Increased T1ρ values in the entire hip cartilage and particularly in the anterosuperior area were consistent with the findings published by Subburaj et al. [29]. Mamisch et al. [17], who used dGEMRIC in hips and described decreased T1 values in hips with cam-type deformity in the entire cartilage but especially in the anterosuperior quadrant, indicated loss of proteoglycan mainly in this region. Interestingly, the T1ρ prolongation was not only found in the lateral third of the anterosuperior cartilage, where the cam impingement occurs and the cartilage damage is expected, but also in the medial third in both the anterosuperior and posterosuperior quadrants. This indicates the degeneration of the cartilage occurs in areas without direct impingement by the cam deformity.

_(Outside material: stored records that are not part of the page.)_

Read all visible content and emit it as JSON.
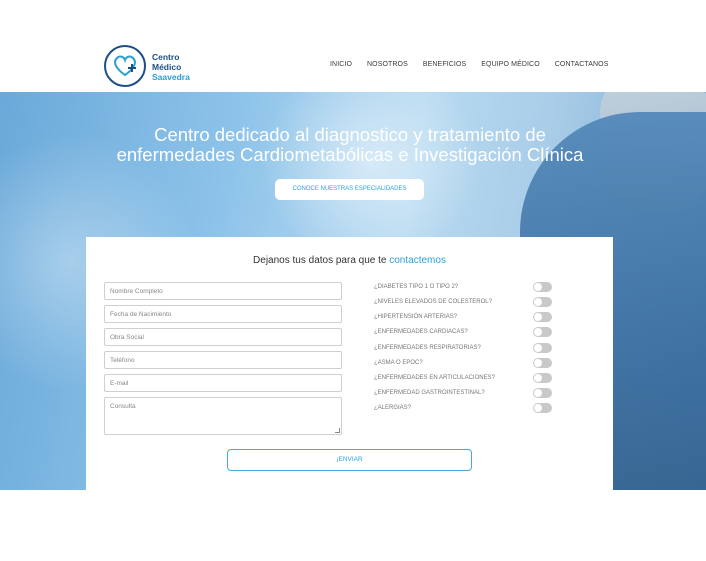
{
  "brand": {
    "line1": "Centro",
    "line2": "Médico",
    "line3": "Saavedra",
    "colors": {
      "primary": "#1c4f8a",
      "accent": "#2aa3d8"
    }
  },
  "nav": {
    "items": [
      "INICIO",
      "NOSOTROS",
      "BENEFICIOS",
      "EQUIPO MÉDICO",
      "CONTACTANOS"
    ]
  },
  "hero": {
    "line1": "Centro dedicado al diagnostico y tratamiento de",
    "line2": "enfermedades Cardiometabólicas e Investigación Clínica",
    "cta": "CONOCE NUESTRAS ESPECIALIDADES"
  },
  "form": {
    "title_main": "Dejanos tus datos para que te ",
    "title_accent": "contactemos",
    "fields": [
      {
        "placeholder": "Nombre Completo"
      },
      {
        "placeholder": "Fecha de Nacimiento"
      },
      {
        "placeholder": "Obra Social"
      },
      {
        "placeholder": "Teléfono"
      },
      {
        "placeholder": "E-mail"
      },
      {
        "placeholder": "Consulta"
      }
    ],
    "questions": [
      {
        "label": "¿DIABETES TIPO 1 O TIPO 2?",
        "on": false
      },
      {
        "label": "¿NIVELES ELEVADOS DE COLESTEROL?",
        "on": false
      },
      {
        "label": "¿HIPERTENSIÓN ARTERIAS?",
        "on": false
      },
      {
        "label": "¿ENFERMEDADES CARDIACAS?",
        "on": false
      },
      {
        "label": "¿ENFERMEDADES RESPIRATORIAS?",
        "on": false
      },
      {
        "label": "¿ASMA O EPOC?",
        "on": false
      },
      {
        "label": "¿ENFERMEDADES EN ARTICULACIONES?",
        "on": false
      },
      {
        "label": "¿ENFERMEDAD GASTROINTESTINAL?",
        "on": false
      },
      {
        "label": "¿ALERGIAS?",
        "on": false
      }
    ],
    "submit": "¡ENVIAR"
  }
}
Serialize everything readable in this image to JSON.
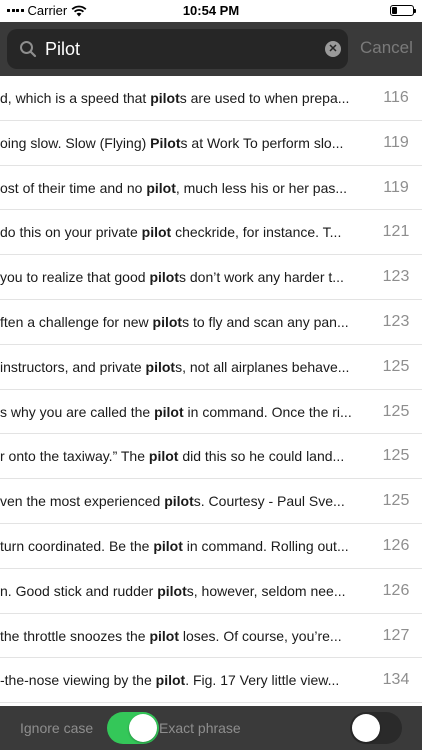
{
  "status_bar": {
    "carrier": "Carrier",
    "time": "10:54 PM",
    "battery_level": 0.25
  },
  "search": {
    "query": "Pilot",
    "cancel_label": "Cancel"
  },
  "results": [
    {
      "pre": "d, which is a speed that ",
      "match": "pilot",
      "post": "s are used to when prepa...",
      "page": "116"
    },
    {
      "pre": "oing slow. Slow (Flying) ",
      "match": "Pilot",
      "post": "s at Work To perform slo...",
      "page": "119"
    },
    {
      "pre": "ost of their time and no ",
      "match": "pilot",
      "post": ", much less his or her pas...",
      "page": "119"
    },
    {
      "pre": "do this on your private ",
      "match": "pilot",
      "post": " checkride, for instance. T...",
      "page": "121"
    },
    {
      "pre": "you to realize that good ",
      "match": "pilot",
      "post": "s don’t work any harder t...",
      "page": "123"
    },
    {
      "pre": "ften a challenge for new ",
      "match": "pilot",
      "post": "s to fly and scan any pan...",
      "page": "123"
    },
    {
      "pre": "instructors, and private ",
      "match": "pilot",
      "post": "s, not all airplanes behave...",
      "page": "125"
    },
    {
      "pre": "s why you are called the ",
      "match": "pilot",
      "post": " in command. Once the ri...",
      "page": "125"
    },
    {
      "pre": "r onto the taxiway.” The ",
      "match": "pilot",
      "post": " did this so he could land...",
      "page": "125"
    },
    {
      "pre": "ven the most experienced ",
      "match": "pilot",
      "post": "s. Courtesy - Paul Sve...",
      "page": "125"
    },
    {
      "pre": "turn coordinated. Be the ",
      "match": "pilot",
      "post": " in command. Rolling out...",
      "page": "126"
    },
    {
      "pre": "n. Good stick and rudder ",
      "match": "pilot",
      "post": "s, however, seldom nee...",
      "page": "126"
    },
    {
      "pre": "the throttle snoozes the ",
      "match": "pilot",
      "post": " loses. Of course, you’re...",
      "page": "127"
    },
    {
      "pre": "-the-nose viewing by the ",
      "match": "pilot",
      "post": ". Fig. 17 Very little view...",
      "page": "134"
    }
  ],
  "options": {
    "ignore_case": {
      "label": "Ignore case",
      "on": true
    },
    "exact_phrase": {
      "label": "Exact phrase",
      "on": false
    }
  },
  "colors": {
    "header": "#3a3a3a",
    "toggle_on": "#34c759",
    "page_number": "#8e8e8e"
  }
}
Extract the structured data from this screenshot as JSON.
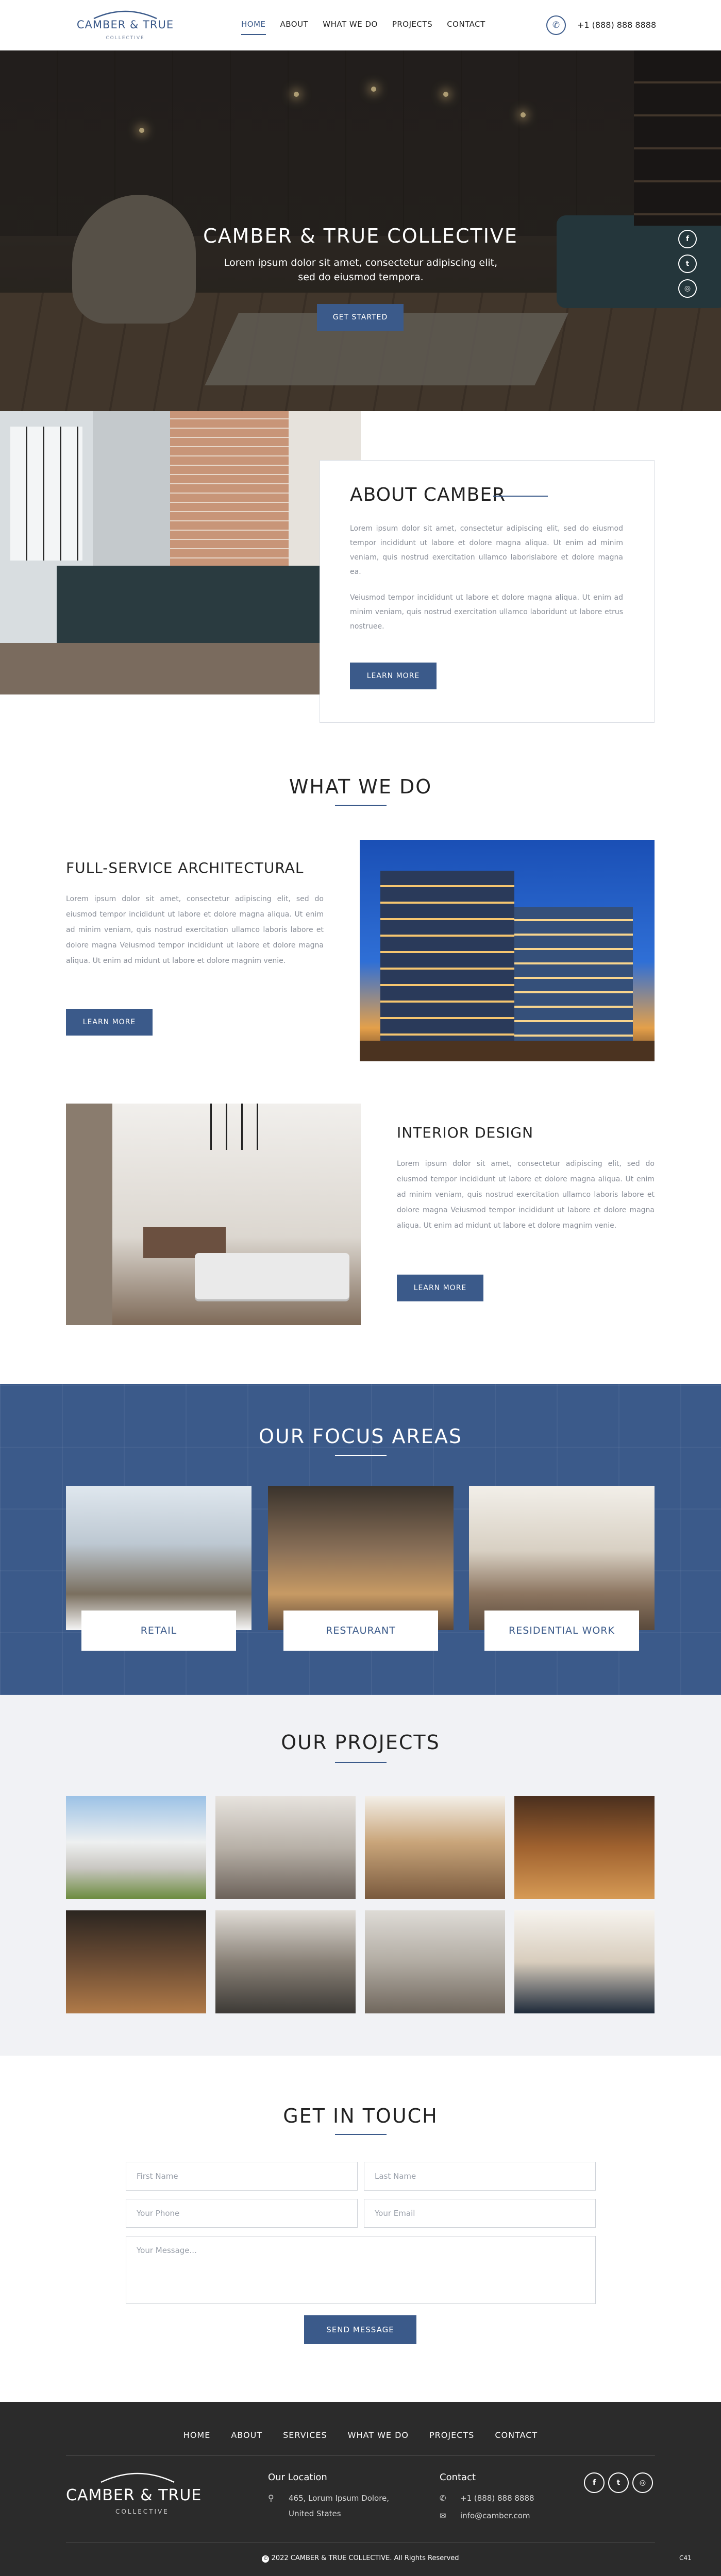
{
  "header": {
    "logo_main": "CAMBER & TRUE",
    "logo_sub": "COLLECTIVE",
    "nav": [
      "HOME",
      "ABOUT",
      "WHAT WE DO",
      "PROJECTS",
      "CONTACT"
    ],
    "active_nav": "HOME",
    "phone_icon": "phone-icon",
    "phone": "+1 (888) 888 8888"
  },
  "hero": {
    "title": "CAMBER & TRUE COLLECTIVE",
    "subtitle": "Lorem ipsum dolor sit amet, consectetur adipiscing elit, sed do eiusmod tempora.",
    "cta": "GET STARTED",
    "slides_total": 4,
    "slide_active": 2,
    "social_icons": [
      "facebook-icon",
      "twitter-icon",
      "instagram-icon"
    ]
  },
  "about": {
    "title": "ABOUT CAMBER",
    "p1": "Lorem ipsum dolor sit amet, consectetur adipiscing elit, sed do eiusmod tempor incididunt ut labore et dolore magna aliqua. Ut enim ad minim veniam, quis nostrud exercitation ullamco laborislabore et dolore magna ea.",
    "p2": "Veiusmod tempor incididunt ut labore et dolore magna aliqua. Ut enim ad minim veniam, quis nostrud exercitation ullamco laboridunt ut labore etrus nostruee.",
    "button": "LEARN MORE"
  },
  "what_we_do": {
    "title": "WHAT WE DO",
    "services": [
      {
        "title": "FULL-SERVICE ARCHITECTURAL",
        "text": "Lorem ipsum dolor sit amet, consectetur adipiscing elit, sed do eiusmod tempor incididunt ut labore et dolore magna aliqua. Ut enim ad minim veniam, quis nostrud exercitation ullamco laboris labore et dolore magna Veiusmod tempor incididunt ut labore et dolore magna aliqua. Ut enim ad midunt ut labore et dolore magnim venie.",
        "button": "LEARN MORE"
      },
      {
        "title": "INTERIOR DESIGN",
        "text": "Lorem ipsum dolor sit amet, consectetur adipiscing elit, sed do eiusmod tempor incididunt ut labore et dolore magna aliqua. Ut enim ad minim veniam, quis nostrud exercitation ullamco laboris labore et dolore magna Veiusmod tempor incididunt ut labore et dolore magna aliqua. Ut enim ad midunt ut labore et dolore magnim venie.",
        "button": "LEARN MORE"
      }
    ]
  },
  "focus": {
    "title": "OUR FOCUS AREAS",
    "areas": [
      "RETAIL",
      "RESTAURANT",
      "RESIDENTIAL WORK"
    ]
  },
  "projects": {
    "title": "OUR PROJECTS",
    "count": 8
  },
  "contact": {
    "title": "GET IN TOUCH",
    "first_name": "First Name",
    "last_name": "Last Name",
    "phone": "Your Phone",
    "email": "Your Email",
    "message": "Your Message...",
    "button": "SEND MESSAGE"
  },
  "footer": {
    "nav": [
      "HOME",
      "ABOUT",
      "SERVICES",
      "WHAT WE DO",
      "PROJECTS",
      "CONTACT"
    ],
    "logo_main": "CAMBER & TRUE",
    "logo_sub": "COLLECTIVE",
    "location_title": "Our Location",
    "address_line1": "465, Lorum Ipsum Dolore,",
    "address_line2": "United States",
    "contact_title": "Contact",
    "phone": "+1 (888) 888 8888",
    "email": "info@camber.com",
    "social_icons": [
      "facebook-icon",
      "twitter-icon",
      "instagram-icon"
    ],
    "copyright": "2022 CAMBER & TRUE COLLECTIVE. All Rights Reserved",
    "corner": "C41"
  },
  "colors": {
    "accent": "#3b5a8a",
    "footer_bg": "#2b2b2b",
    "projects_bg": "#f1f2f5"
  }
}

The T1ρ mapping and analysis protocol developed and used in this study resulted in high intra- and interobserver ICC and low RMS-CV. Similar findings were published in other studies analyzing T1ρ in the hip cartilage [5, 29] indicating strong intra- and interobserver reliability.

Cartilage T1ρ MRI mapping in hips is feasible at 1.5 T. The six ROIs (Method 3) have been shown feasible to assess cartilage damage in hips with a cam deformity using T1ρ MRI. We suggest applying this ROI selection for further studies using quantitative MRI for assessment of cartilage damage in hips with a cam deformity to achieve better comparability and reproducibility between different studies. The application of this ROI selection on hips with other deformities (eg, pincer deformity, developmental dysplasia of the hip, and acetabular retroversion) has to be analyzed and potentially adapted.